Snując refleksje o Dobrym Pasterzu najczęściej mamy przed oczami idylliczny obraz młodego, krzepkiego mężczyzny, niosącego na ramionach małą owieczkę. . Ale jeżeli bliżej przyjrzymy się tym obrazom i rzeźbom, zauważymy, że jest podobny do biblijnego Dawida, a przez ramię ma przewieszoną torbę. Dawid miał w niej kamienie i procę, przygotowane do walki z Goliatem. Więc nie tylko sielska wędrówka. Dobry Pasterz, widząc nadchodzącego wilka, nie ucieka. Podejmuje walkę nawet za cenę własnego życia.
Tak oto dochodzimy do najpiękniejszego i chyba najbardziej wzruszającego momentu naszej refleksji. Zakończona walka. Na trawie siedzą obok siebie – obydwaj poranieni – broniony i broniący. Ocalony i Ocalający. Niedoszła ofiara i Ten, który stał się Ofiarą.
Kto ich rozłączy?
Bliżej (Dz 25,13-21; J 21,15-19)
Jeden z moich kolegów, przygotowując dzieci do pierwszej spowiedzi, przyniósł na nabożeństwo pokutne sznurek. Do każdego końca przywiązał jedno z nich, następnie – w trakcie przeciągania – przecinał go nożycami. Za każdym razem ktoś z obserwujących wiązał supeł. W pewnym momencie odległość między dziećmi, z jednego metra, zmniejszyła się do kilku centymetrów. Ta prosta zabawa pozwoliła bez większych trudności zrozumieć to, co dokonuje się między Bogiem a człowiekiem w sakramencie pokuty i odkryć jeszcze jeden wymiar tajemnicy Bożej miłości.
Można unieść się gniewem i samemu sobie wymierzyć karę. Można po kolejnej przegranej zamknąć się i płakać nad sobą. Ale też można wrócić do miejsca, gdzie wszystko się zaczęło, do Galilei, nad brzeg jeziora. Gdzie czeka On, by po raz kolejny postawić to samo pytanie. „Czy miłujesz Mnie więcej?” . I pozwolić Mu związać zerwany sznur. I cieszyć się, że jest jeszcze bliżej.
„Miłość nie pamięta złego.”
Ty pójdź za Mną (Dz 28,16-20.30-31; J 21, 20-25)
Jaki będzie los zmarłych bez chrztu dzieci? Jeżeli wyznawca innej religii żył godziwie, będzie potępiony dlatego, że nie był chrześcijaninem? Czy ateista naprawdę nie będzie zbawiony? Ile czasu tracisz na jałowe dyskusje. Tymczasem „co tobie do tego? Ty pójdź za Mną”.

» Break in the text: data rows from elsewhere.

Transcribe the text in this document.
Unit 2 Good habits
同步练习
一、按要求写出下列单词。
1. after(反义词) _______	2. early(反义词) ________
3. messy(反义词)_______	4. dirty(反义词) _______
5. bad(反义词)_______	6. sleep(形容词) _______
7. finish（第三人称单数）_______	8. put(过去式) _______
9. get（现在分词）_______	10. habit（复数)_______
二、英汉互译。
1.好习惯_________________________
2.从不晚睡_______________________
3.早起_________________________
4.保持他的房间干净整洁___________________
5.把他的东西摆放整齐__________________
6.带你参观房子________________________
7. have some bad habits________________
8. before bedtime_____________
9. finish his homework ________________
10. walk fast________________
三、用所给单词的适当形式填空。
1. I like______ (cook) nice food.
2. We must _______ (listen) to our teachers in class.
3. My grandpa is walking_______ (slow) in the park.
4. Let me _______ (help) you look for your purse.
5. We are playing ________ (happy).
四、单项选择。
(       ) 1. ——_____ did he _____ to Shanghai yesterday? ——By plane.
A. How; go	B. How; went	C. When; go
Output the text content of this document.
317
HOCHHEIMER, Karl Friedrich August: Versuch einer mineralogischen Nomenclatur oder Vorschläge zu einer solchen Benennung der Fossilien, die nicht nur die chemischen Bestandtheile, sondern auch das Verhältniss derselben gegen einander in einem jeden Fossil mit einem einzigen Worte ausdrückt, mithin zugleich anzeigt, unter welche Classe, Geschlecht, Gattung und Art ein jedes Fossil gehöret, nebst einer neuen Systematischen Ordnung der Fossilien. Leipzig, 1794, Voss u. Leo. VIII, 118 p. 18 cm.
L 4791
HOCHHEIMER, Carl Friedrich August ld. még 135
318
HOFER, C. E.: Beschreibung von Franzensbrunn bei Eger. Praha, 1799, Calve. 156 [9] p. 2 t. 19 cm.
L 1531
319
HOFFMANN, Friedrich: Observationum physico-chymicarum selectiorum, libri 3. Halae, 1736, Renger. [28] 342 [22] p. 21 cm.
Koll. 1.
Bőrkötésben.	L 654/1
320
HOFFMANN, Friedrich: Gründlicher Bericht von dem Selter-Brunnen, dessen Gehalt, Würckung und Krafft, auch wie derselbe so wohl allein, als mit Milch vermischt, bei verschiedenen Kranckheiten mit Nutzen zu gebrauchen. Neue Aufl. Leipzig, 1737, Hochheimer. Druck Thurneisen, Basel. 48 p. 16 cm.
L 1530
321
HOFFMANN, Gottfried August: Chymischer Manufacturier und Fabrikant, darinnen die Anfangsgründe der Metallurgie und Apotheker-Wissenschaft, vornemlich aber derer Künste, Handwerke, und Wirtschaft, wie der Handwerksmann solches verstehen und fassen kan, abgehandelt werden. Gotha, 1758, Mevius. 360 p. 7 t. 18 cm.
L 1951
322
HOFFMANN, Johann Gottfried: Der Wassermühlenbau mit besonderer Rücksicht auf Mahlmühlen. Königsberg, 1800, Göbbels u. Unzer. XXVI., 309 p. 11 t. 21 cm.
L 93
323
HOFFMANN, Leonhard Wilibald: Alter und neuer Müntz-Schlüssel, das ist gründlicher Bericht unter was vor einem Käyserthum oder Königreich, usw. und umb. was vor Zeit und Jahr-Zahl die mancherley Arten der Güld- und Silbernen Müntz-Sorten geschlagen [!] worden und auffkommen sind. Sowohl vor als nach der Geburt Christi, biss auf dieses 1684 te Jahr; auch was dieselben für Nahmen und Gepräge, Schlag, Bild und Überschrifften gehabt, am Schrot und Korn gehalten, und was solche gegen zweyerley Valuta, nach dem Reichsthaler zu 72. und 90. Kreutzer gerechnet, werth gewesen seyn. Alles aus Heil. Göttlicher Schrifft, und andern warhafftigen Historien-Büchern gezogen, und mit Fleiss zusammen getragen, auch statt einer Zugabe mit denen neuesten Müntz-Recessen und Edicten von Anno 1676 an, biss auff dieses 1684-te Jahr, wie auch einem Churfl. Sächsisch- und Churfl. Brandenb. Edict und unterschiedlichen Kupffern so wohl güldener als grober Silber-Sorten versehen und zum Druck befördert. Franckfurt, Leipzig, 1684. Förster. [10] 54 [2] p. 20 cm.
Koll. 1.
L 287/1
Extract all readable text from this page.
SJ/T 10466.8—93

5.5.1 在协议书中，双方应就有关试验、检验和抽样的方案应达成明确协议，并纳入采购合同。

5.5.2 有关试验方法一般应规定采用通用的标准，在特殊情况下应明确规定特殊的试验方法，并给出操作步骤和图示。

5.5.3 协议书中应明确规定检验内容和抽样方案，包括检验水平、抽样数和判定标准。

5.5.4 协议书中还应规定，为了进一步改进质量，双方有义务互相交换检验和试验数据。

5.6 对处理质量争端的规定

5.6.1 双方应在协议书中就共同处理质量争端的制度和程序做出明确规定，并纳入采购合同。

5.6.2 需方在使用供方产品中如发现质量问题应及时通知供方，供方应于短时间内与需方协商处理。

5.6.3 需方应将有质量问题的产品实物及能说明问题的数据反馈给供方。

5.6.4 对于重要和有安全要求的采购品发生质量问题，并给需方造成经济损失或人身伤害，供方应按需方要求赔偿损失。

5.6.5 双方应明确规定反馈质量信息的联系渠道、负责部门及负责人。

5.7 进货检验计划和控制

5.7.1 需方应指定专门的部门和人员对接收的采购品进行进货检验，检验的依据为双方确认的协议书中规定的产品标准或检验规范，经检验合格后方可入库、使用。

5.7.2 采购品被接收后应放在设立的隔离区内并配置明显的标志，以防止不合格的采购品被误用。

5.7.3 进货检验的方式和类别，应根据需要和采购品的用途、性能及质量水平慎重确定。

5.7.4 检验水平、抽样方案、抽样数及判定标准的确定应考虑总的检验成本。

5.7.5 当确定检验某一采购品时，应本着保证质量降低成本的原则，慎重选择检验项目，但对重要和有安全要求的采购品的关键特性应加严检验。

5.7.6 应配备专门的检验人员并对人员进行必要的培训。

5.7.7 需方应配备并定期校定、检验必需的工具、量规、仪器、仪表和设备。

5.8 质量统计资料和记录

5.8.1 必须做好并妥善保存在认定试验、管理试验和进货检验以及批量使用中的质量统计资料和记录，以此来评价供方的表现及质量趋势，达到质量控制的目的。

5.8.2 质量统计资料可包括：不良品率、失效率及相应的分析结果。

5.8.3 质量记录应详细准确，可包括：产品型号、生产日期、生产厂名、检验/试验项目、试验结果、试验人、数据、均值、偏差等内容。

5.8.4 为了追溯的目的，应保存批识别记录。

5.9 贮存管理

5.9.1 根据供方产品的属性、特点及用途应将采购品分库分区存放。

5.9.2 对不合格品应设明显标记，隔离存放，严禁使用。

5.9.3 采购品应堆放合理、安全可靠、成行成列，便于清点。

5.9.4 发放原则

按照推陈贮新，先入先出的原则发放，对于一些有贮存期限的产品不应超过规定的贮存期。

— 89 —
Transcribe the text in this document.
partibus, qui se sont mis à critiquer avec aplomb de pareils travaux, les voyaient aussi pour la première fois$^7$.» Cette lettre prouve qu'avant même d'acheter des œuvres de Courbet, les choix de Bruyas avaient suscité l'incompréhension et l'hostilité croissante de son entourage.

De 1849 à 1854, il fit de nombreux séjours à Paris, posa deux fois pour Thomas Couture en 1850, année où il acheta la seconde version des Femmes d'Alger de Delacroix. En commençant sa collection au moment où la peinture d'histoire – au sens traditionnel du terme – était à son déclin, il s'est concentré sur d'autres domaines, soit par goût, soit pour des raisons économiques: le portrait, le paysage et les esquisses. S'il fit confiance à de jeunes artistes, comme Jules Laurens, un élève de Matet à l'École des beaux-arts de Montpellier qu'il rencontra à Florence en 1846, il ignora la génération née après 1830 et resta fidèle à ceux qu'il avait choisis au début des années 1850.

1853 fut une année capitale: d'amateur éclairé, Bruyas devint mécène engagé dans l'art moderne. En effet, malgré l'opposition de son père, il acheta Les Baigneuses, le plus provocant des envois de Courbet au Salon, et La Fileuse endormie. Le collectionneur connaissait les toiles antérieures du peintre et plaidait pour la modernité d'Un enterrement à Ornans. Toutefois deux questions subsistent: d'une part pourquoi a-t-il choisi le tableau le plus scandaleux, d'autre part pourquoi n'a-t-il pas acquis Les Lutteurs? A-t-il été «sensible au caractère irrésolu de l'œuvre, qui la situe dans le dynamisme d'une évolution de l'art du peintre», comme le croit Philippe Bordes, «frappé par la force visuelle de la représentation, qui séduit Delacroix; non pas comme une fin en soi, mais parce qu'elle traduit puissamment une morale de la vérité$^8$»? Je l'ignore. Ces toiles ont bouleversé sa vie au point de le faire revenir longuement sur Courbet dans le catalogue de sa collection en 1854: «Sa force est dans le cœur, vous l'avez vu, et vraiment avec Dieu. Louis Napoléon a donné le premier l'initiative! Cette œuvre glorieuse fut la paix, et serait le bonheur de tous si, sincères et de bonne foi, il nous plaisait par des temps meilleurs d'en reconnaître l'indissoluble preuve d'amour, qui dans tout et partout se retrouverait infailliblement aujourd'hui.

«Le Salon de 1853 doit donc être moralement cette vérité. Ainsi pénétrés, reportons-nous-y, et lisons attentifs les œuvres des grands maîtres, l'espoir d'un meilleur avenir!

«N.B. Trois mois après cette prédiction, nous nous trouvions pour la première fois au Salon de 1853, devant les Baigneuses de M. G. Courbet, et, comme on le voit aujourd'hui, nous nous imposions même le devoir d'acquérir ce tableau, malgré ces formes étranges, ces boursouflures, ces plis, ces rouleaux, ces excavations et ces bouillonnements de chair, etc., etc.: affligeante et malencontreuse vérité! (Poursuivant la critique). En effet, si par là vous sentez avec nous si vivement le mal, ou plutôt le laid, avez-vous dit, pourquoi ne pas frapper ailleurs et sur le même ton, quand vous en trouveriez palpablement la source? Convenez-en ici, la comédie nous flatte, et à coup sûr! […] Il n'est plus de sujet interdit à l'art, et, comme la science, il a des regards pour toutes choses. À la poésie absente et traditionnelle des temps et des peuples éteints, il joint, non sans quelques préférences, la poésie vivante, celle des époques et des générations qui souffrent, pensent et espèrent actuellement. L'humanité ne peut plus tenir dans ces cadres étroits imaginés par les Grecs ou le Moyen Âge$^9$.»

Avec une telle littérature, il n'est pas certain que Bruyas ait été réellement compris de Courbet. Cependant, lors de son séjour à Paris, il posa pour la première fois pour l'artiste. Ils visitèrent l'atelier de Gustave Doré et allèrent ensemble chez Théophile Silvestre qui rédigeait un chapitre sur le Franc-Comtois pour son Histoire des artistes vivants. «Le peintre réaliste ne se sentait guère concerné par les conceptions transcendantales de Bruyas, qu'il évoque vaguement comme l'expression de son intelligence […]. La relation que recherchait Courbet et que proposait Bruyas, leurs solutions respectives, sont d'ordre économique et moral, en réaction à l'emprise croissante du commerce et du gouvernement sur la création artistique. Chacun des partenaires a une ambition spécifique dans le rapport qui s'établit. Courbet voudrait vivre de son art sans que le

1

Czytam refleksje poety. Strofy wiersza zamieniam na pytania. Nosisz w sobie ideał góry niepokonanej? Stajesz pod niedostępną ścianą, w którą kiedyś należy wstąpić? Próbujesz żyć na wysokości, wytrzymać ciśnienie górnego poziomu?
Jeśli poważnie traktujesz zaproszenie Jezusa do pójścia za Nim, tylko to jest ważne.